Need help recursion explanation Leetcode

Question

How does this code work? (leetcode 95 question) I don't understand how the 2 recursions work inside the for loop. Does the 2nd inner for loop end when the recursive function returns NULL? Or would it continue executing the 3rd inner for loop?

class Solution {
public:
    vector<TreeNode*> generateTrees(int n) {
        
        
        if(n == 0) {
            return {};
        }
        
        vector<TreeNode*> ans = generateT(1,n);
        return ans;
        
        
    }
    
    
    vector<TreeNode*> generateT(int l, int r) {
        if(l > r) return {nullptr};
        vector<TreeNode*> ans;
        for(int i=l; i <= r; ++i) {
            for(TreeNode*left: generateT(l, i-1)) {
                for(TreeNode* right:generateT(i+1, r)) {
                    ans.push_back(new TreeNode(i));
                    ans.back()->left = left;
                    ans.back()->right = right;
                }
            }
        }
        return ans;
    }
};

Problem statement: Given an integer n, return all the structurally unique BST's (binary search trees), which has exactly n nodes of unique values from 1 to n. Return the answer in any order.

Answer 1

Does the 2nd inner for loop end when the recursive function returns NULL?

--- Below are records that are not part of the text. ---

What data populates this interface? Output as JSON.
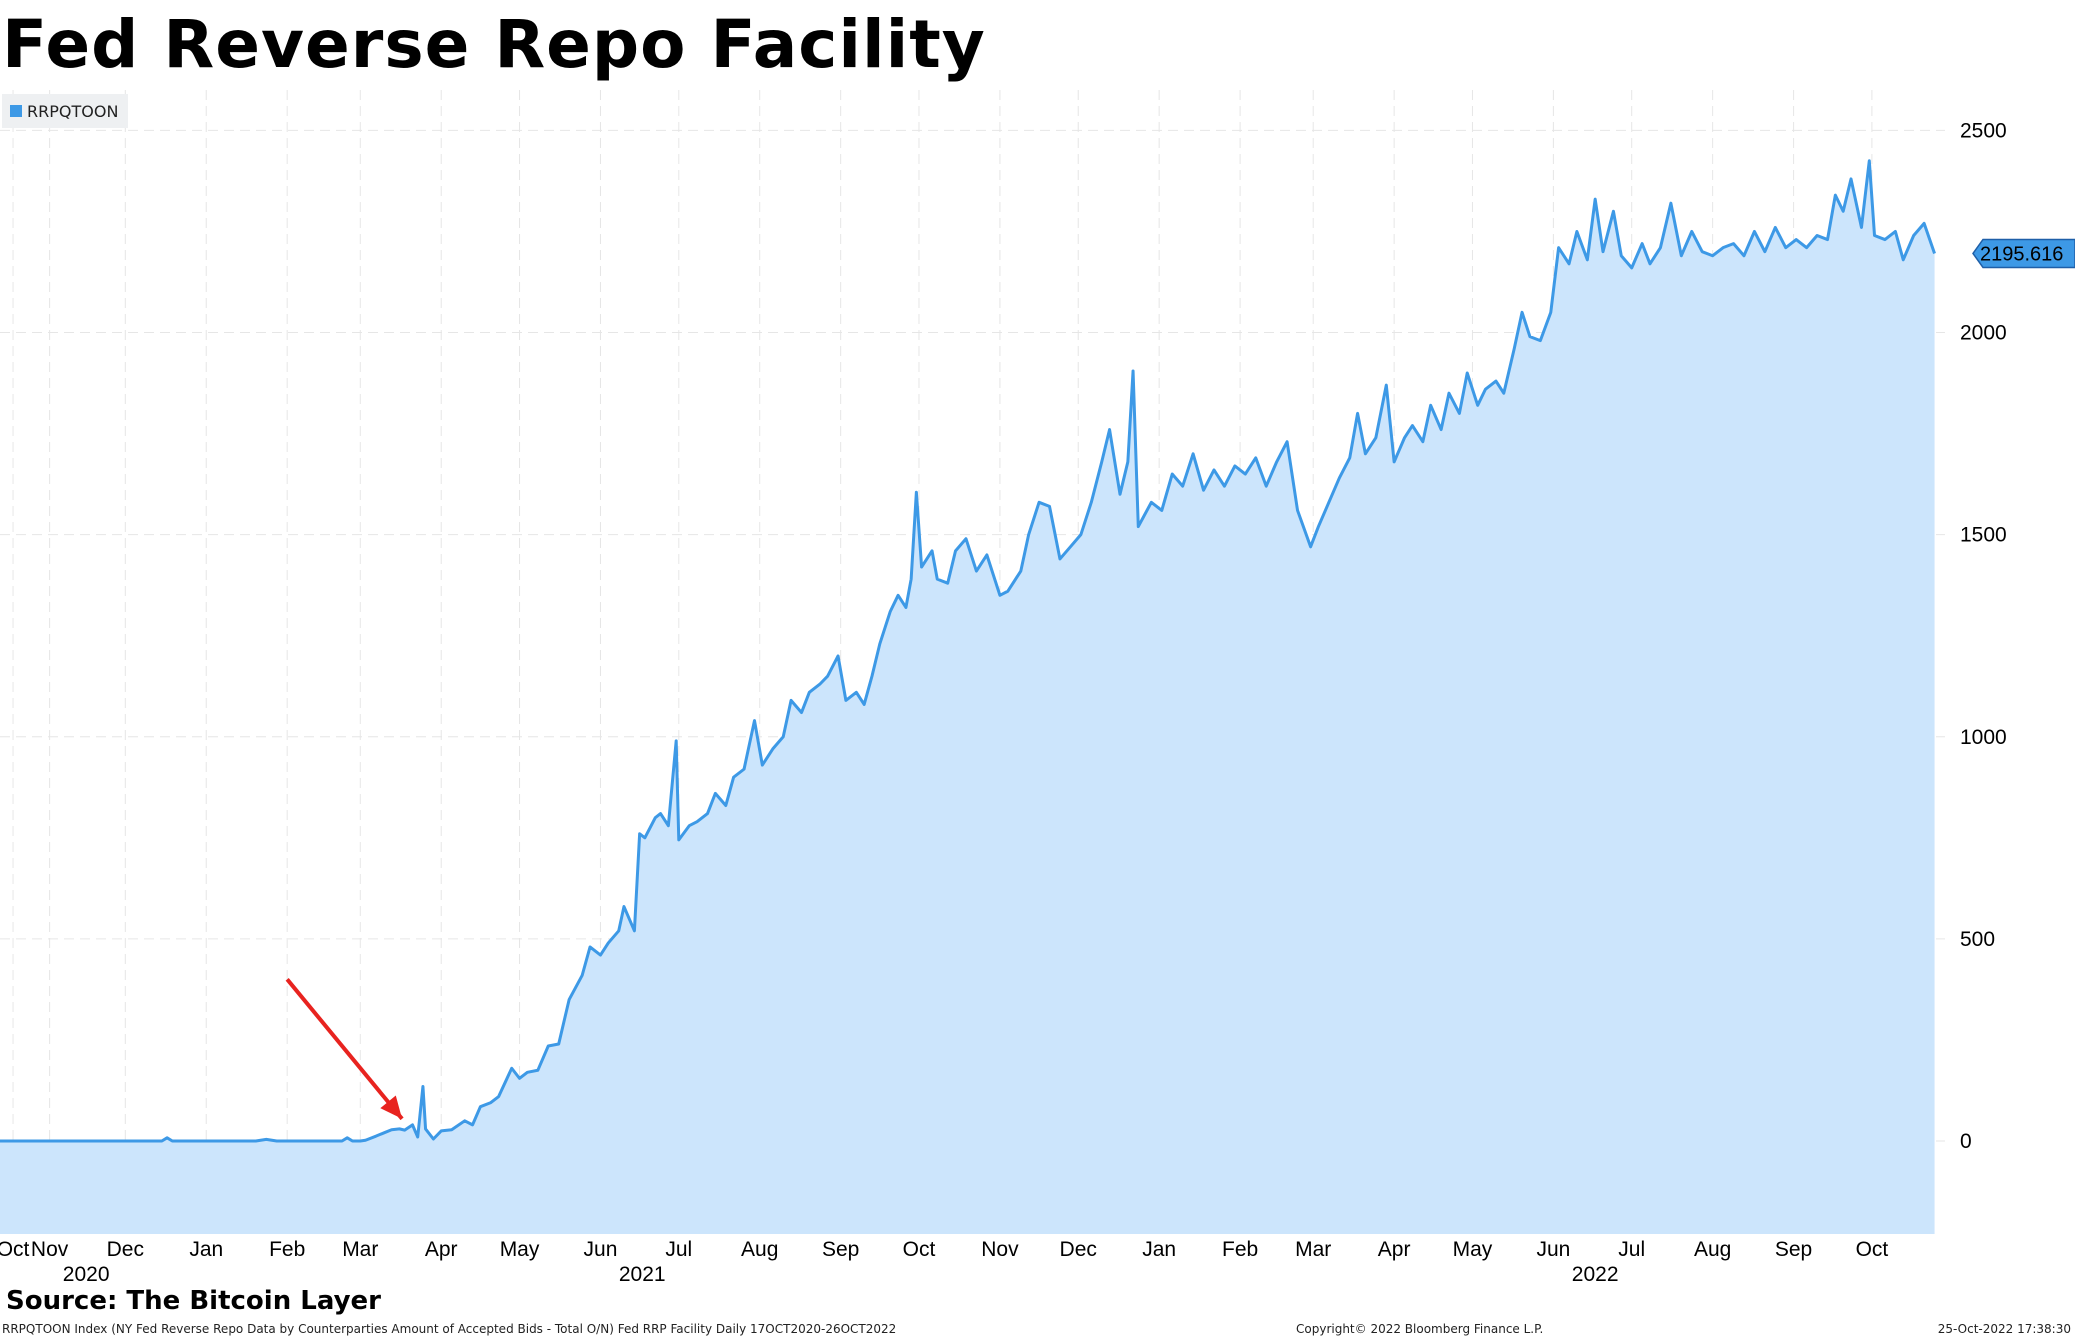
{
  "title": "Fed Reverse Repo Facility",
  "legend": {
    "label": "RRPQTOON",
    "color": "#3d99e6"
  },
  "source": "Source: The Bitcoin Layer",
  "footer": {
    "description": "RRPQTOON Index (NY Fed Reverse Repo Data by Counterparties Amount of Accepted Bids - Total O/N) Fed RRP Facility  Daily 17OCT2020-26OCT2022",
    "copyright": "Copyright© 2022 Bloomberg Finance L.P.",
    "timestamp": "25-Oct-2022 17:38:30"
  },
  "chart_data": {
    "type": "area",
    "series": [
      {
        "name": "RRPQTOON",
        "color": "#3d99e6",
        "fill": "#cce5fc"
      }
    ],
    "x_ticks": [
      {
        "label": "Oct",
        "date": "2020-10-19"
      },
      {
        "label": "Nov",
        "date": "2020-11-02"
      },
      {
        "label": "Dec",
        "date": "2020-12-01"
      },
      {
        "label": "Jan",
        "date": "2021-01-01"
      },
      {
        "label": "Feb",
        "date": "2021-02-01"
      },
      {
        "label": "Mar",
        "date": "2021-03-01"
      },
      {
        "label": "Apr",
        "date": "2021-04-01"
      },
      {
        "label": "May",
        "date": "2021-05-01"
      },
      {
        "label": "Jun",
        "date": "2021-06-01"
      },
      {
        "label": "Jul",
        "date": "2021-07-01"
      },
      {
        "label": "Aug",
        "date": "2021-08-01"
      },
      {
        "label": "Sep",
        "date": "2021-09-01"
      },
      {
        "label": "Oct",
        "date": "2021-10-01"
      },
      {
        "label": "Nov",
        "date": "2021-11-01"
      },
      {
        "label": "Dec",
        "date": "2021-12-01"
      },
      {
        "label": "Jan",
        "date": "2022-01-01"
      },
      {
        "label": "Feb",
        "date": "2022-02-01"
      },
      {
        "label": "Mar",
        "date": "2022-03-01"
      },
      {
        "label": "Apr",
        "date": "2022-04-01"
      },
      {
        "label": "May",
        "date": "2022-05-01"
      },
      {
        "label": "Jun",
        "date": "2022-06-01"
      },
      {
        "label": "Jul",
        "date": "2022-07-01"
      },
      {
        "label": "Aug",
        "date": "2022-08-01"
      },
      {
        "label": "Sep",
        "date": "2022-09-01"
      },
      {
        "label": "Oct",
        "date": "2022-10-01"
      }
    ],
    "year_labels": [
      {
        "label": "2020",
        "date": "2020-11-16"
      },
      {
        "label": "2021",
        "date": "2021-06-17"
      },
      {
        "label": "2022",
        "date": "2022-06-17"
      }
    ],
    "y_ticks": [
      0,
      500,
      1000,
      1500,
      2000,
      2500
    ],
    "xlim": [
      "2020-10-14",
      "2022-10-29"
    ],
    "ylim": [
      -230,
      2600
    ],
    "y_axis_side": "right",
    "grid": true,
    "legend_position": "top-left",
    "last_value": 2195.616,
    "annotations": [
      {
        "type": "arrow",
        "color": "#e8231f",
        "from": [
          "2021-02-01",
          400
        ],
        "to": [
          "2021-03-17",
          55
        ]
      }
    ],
    "points": [
      [
        "2020-10-14",
        0
      ],
      [
        "2020-12-15",
        0
      ],
      [
        "2020-12-17",
        8
      ],
      [
        "2020-12-19",
        0
      ],
      [
        "2021-01-20",
        0
      ],
      [
        "2021-01-24",
        4
      ],
      [
        "2021-01-28",
        0
      ],
      [
        "2021-02-22",
        0
      ],
      [
        "2021-02-24",
        8
      ],
      [
        "2021-02-26",
        0
      ],
      [
        "2021-03-01",
        0
      ],
      [
        "2021-03-03",
        2
      ],
      [
        "2021-03-07",
        12
      ],
      [
        "2021-03-10",
        20
      ],
      [
        "2021-03-13",
        28
      ],
      [
        "2021-03-16",
        30
      ],
      [
        "2021-03-18",
        27
      ],
      [
        "2021-03-21",
        40
      ],
      [
        "2021-03-23",
        10
      ],
      [
        "2021-03-25",
        135
      ],
      [
        "2021-03-26",
        30
      ],
      [
        "2021-03-29",
        5
      ],
      [
        "2021-04-01",
        25
      ],
      [
        "2021-04-05",
        28
      ],
      [
        "2021-04-10",
        50
      ],
      [
        "2021-04-13",
        40
      ],
      [
        "2021-04-16",
        85
      ],
      [
        "2021-04-20",
        95
      ],
      [
        "2021-04-23",
        110
      ],
      [
        "2021-04-28",
        180
      ],
      [
        "2021-05-01",
        155
      ],
      [
        "2021-05-04",
        170
      ],
      [
        "2021-05-08",
        175
      ],
      [
        "2021-05-12",
        235
      ],
      [
        "2021-05-16",
        240
      ],
      [
        "2021-05-20",
        350
      ],
      [
        "2021-05-25",
        410
      ],
      [
        "2021-05-28",
        480
      ],
      [
        "2021-06-01",
        460
      ],
      [
        "2021-06-04",
        490
      ],
      [
        "2021-06-08",
        520
      ],
      [
        "2021-06-10",
        580
      ],
      [
        "2021-06-14",
        520
      ],
      [
        "2021-06-16",
        760
      ],
      [
        "2021-06-18",
        750
      ],
      [
        "2021-06-22",
        800
      ],
      [
        "2021-06-24",
        810
      ],
      [
        "2021-06-27",
        780
      ],
      [
        "2021-06-30",
        990
      ],
      [
        "2021-07-01",
        745
      ],
      [
        "2021-07-05",
        780
      ],
      [
        "2021-07-08",
        790
      ],
      [
        "2021-07-12",
        810
      ],
      [
        "2021-07-15",
        860
      ],
      [
        "2021-07-19",
        830
      ],
      [
        "2021-07-22",
        900
      ],
      [
        "2021-07-26",
        920
      ],
      [
        "2021-07-30",
        1040
      ],
      [
        "2021-08-02",
        930
      ],
      [
        "2021-08-06",
        970
      ],
      [
        "2021-08-10",
        1000
      ],
      [
        "2021-08-13",
        1090
      ],
      [
        "2021-08-17",
        1060
      ],
      [
        "2021-08-20",
        1110
      ],
      [
        "2021-08-24",
        1130
      ],
      [
        "2021-08-27",
        1150
      ],
      [
        "2021-08-31",
        1200
      ],
      [
        "2021-09-03",
        1090
      ],
      [
        "2021-09-07",
        1110
      ],
      [
        "2021-09-10",
        1080
      ],
      [
        "2021-09-13",
        1150
      ],
      [
        "2021-09-16",
        1230
      ],
      [
        "2021-09-20",
        1310
      ],
      [
        "2021-09-23",
        1350
      ],
      [
        "2021-09-26",
        1320
      ],
      [
        "2021-09-28",
        1390
      ],
      [
        "2021-09-30",
        1605
      ],
      [
        "2021-10-02",
        1420
      ],
      [
        "2021-10-06",
        1460
      ],
      [
        "2021-10-08",
        1390
      ],
      [
        "2021-10-12",
        1380
      ],
      [
        "2021-10-15",
        1460
      ],
      [
        "2021-10-19",
        1490
      ],
      [
        "2021-10-23",
        1410
      ],
      [
        "2021-10-27",
        1450
      ],
      [
        "2021-11-01",
        1350
      ],
      [
        "2021-11-04",
        1360
      ],
      [
        "2021-11-09",
        1410
      ],
      [
        "2021-11-12",
        1500
      ],
      [
        "2021-11-16",
        1580
      ],
      [
        "2021-11-20",
        1570
      ],
      [
        "2021-11-24",
        1440
      ],
      [
        "2021-11-28",
        1470
      ],
      [
        "2021-12-02",
        1500
      ],
      [
        "2021-12-06",
        1580
      ],
      [
        "2021-12-10",
        1680
      ],
      [
        "2021-12-13",
        1760
      ],
      [
        "2021-12-17",
        1600
      ],
      [
        "2021-12-20",
        1680
      ],
      [
        "2021-12-22",
        1905
      ],
      [
        "2021-12-24",
        1520
      ],
      [
        "2021-12-29",
        1580
      ],
      [
        "2022-01-02",
        1560
      ],
      [
        "2022-01-06",
        1650
      ],
      [
        "2022-01-10",
        1620
      ],
      [
        "2022-01-14",
        1700
      ],
      [
        "2022-01-18",
        1610
      ],
      [
        "2022-01-22",
        1660
      ],
      [
        "2022-01-26",
        1620
      ],
      [
        "2022-01-30",
        1670
      ],
      [
        "2022-02-03",
        1650
      ],
      [
        "2022-02-07",
        1690
      ],
      [
        "2022-02-11",
        1620
      ],
      [
        "2022-02-15",
        1680
      ],
      [
        "2022-02-19",
        1730
      ],
      [
        "2022-02-23",
        1560
      ],
      [
        "2022-02-28",
        1470
      ],
      [
        "2022-03-03",
        1520
      ],
      [
        "2022-03-07",
        1580
      ],
      [
        "2022-03-11",
        1640
      ],
      [
        "2022-03-15",
        1690
      ],
      [
        "2022-03-18",
        1800
      ],
      [
        "2022-03-21",
        1700
      ],
      [
        "2022-03-25",
        1740
      ],
      [
        "2022-03-29",
        1870
      ],
      [
        "2022-04-01",
        1680
      ],
      [
        "2022-04-05",
        1740
      ],
      [
        "2022-04-08",
        1770
      ],
      [
        "2022-04-12",
        1730
      ],
      [
        "2022-04-15",
        1820
      ],
      [
        "2022-04-19",
        1760
      ],
      [
        "2022-04-22",
        1850
      ],
      [
        "2022-04-26",
        1800
      ],
      [
        "2022-04-29",
        1900
      ],
      [
        "2022-05-03",
        1820
      ],
      [
        "2022-05-06",
        1860
      ],
      [
        "2022-05-10",
        1880
      ],
      [
        "2022-05-13",
        1850
      ],
      [
        "2022-05-17",
        1960
      ],
      [
        "2022-05-20",
        2050
      ],
      [
        "2022-05-23",
        1990
      ],
      [
        "2022-05-27",
        1980
      ],
      [
        "2022-05-31",
        2050
      ],
      [
        "2022-06-03",
        2210
      ],
      [
        "2022-06-07",
        2170
      ],
      [
        "2022-06-10",
        2250
      ],
      [
        "2022-06-14",
        2180
      ],
      [
        "2022-06-17",
        2330
      ],
      [
        "2022-06-20",
        2200
      ],
      [
        "2022-06-24",
        2300
      ],
      [
        "2022-06-27",
        2190
      ],
      [
        "2022-07-01",
        2160
      ],
      [
        "2022-07-05",
        2220
      ],
      [
        "2022-07-08",
        2170
      ],
      [
        "2022-07-12",
        2210
      ],
      [
        "2022-07-16",
        2320
      ],
      [
        "2022-07-20",
        2190
      ],
      [
        "2022-07-24",
        2250
      ],
      [
        "2022-07-28",
        2200
      ],
      [
        "2022-08-01",
        2190
      ],
      [
        "2022-08-05",
        2210
      ],
      [
        "2022-08-09",
        2220
      ],
      [
        "2022-08-13",
        2190
      ],
      [
        "2022-08-17",
        2250
      ],
      [
        "2022-08-21",
        2200
      ],
      [
        "2022-08-25",
        2260
      ],
      [
        "2022-08-29",
        2210
      ],
      [
        "2022-09-02",
        2230
      ],
      [
        "2022-09-06",
        2210
      ],
      [
        "2022-09-10",
        2240
      ],
      [
        "2022-09-14",
        2230
      ],
      [
        "2022-09-17",
        2340
      ],
      [
        "2022-09-20",
        2300
      ],
      [
        "2022-09-23",
        2380
      ],
      [
        "2022-09-27",
        2260
      ],
      [
        "2022-09-30",
        2425
      ],
      [
        "2022-10-02",
        2240
      ],
      [
        "2022-10-06",
        2230
      ],
      [
        "2022-10-10",
        2250
      ],
      [
        "2022-10-13",
        2180
      ],
      [
        "2022-10-17",
        2240
      ],
      [
        "2022-10-21",
        2270
      ],
      [
        "2022-10-25",
        2195.616
      ]
    ]
  }
}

No. The recursive function is not returing NULL, it is returning vector of nullptr.

Or would it continue executing the 3rd inner for loop?

Of course, it will.

How does this code work? I don't understand how the 2 recursions work inside the loop.

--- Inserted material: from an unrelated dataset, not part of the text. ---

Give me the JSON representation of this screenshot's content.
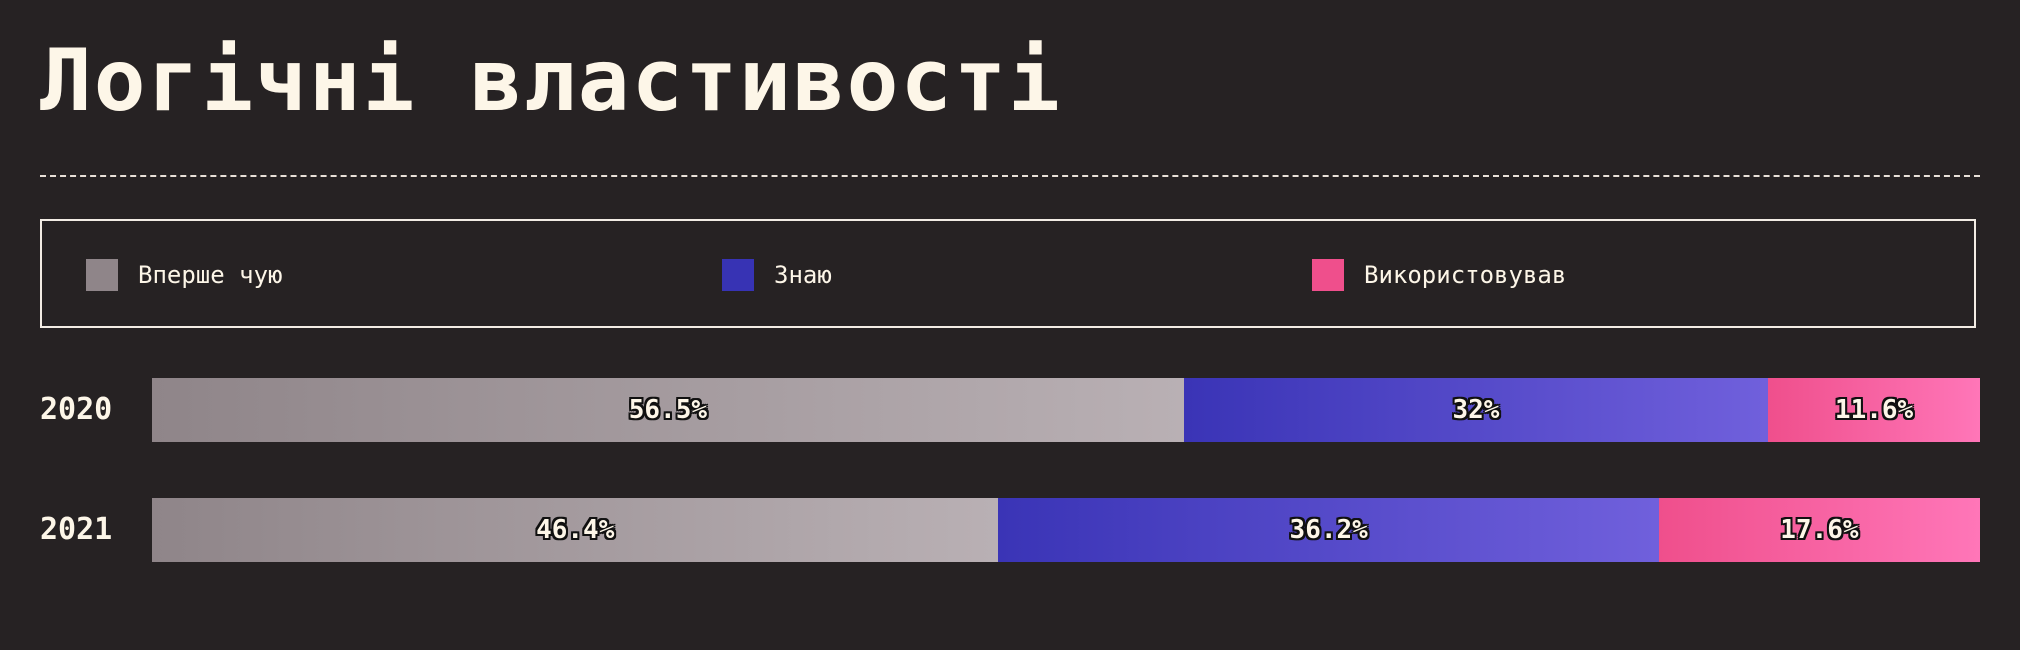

I suppose the following snippet is the cause of confusion, so commented the case when nullptr provided by outer loop.

 vector<TreeNode*> generateT(int l, int r) {
        
        if(l > r) return { nullptr };
        vector<TreeNode*> ans;
        
        for ( int i = l; i <= r; i++ ) {
            // if l = 0, i = 0
            for ( TreeNode* left :generateT(l, i-1) ) // if l = 0, i = -1, returns { nullptr } (vector of nullptr)
                for (TreeNode* right :generateT(i+1, r)) { // now this snippet will execute
                    auto node = new TreeNode(i);
                    ans.push_back(node);
                    node->left = left;  // the nullptr we have from the outer loop, will provide null value for this
                    node->right = right;
                }
        }
            
        return ans;
    }

Visually, for a combination of node where,

  a
   \
    b
   / \
null  c
     /
    null

the above pattern occurs the provided { nullptr } from outer loop will come in handy setting left node.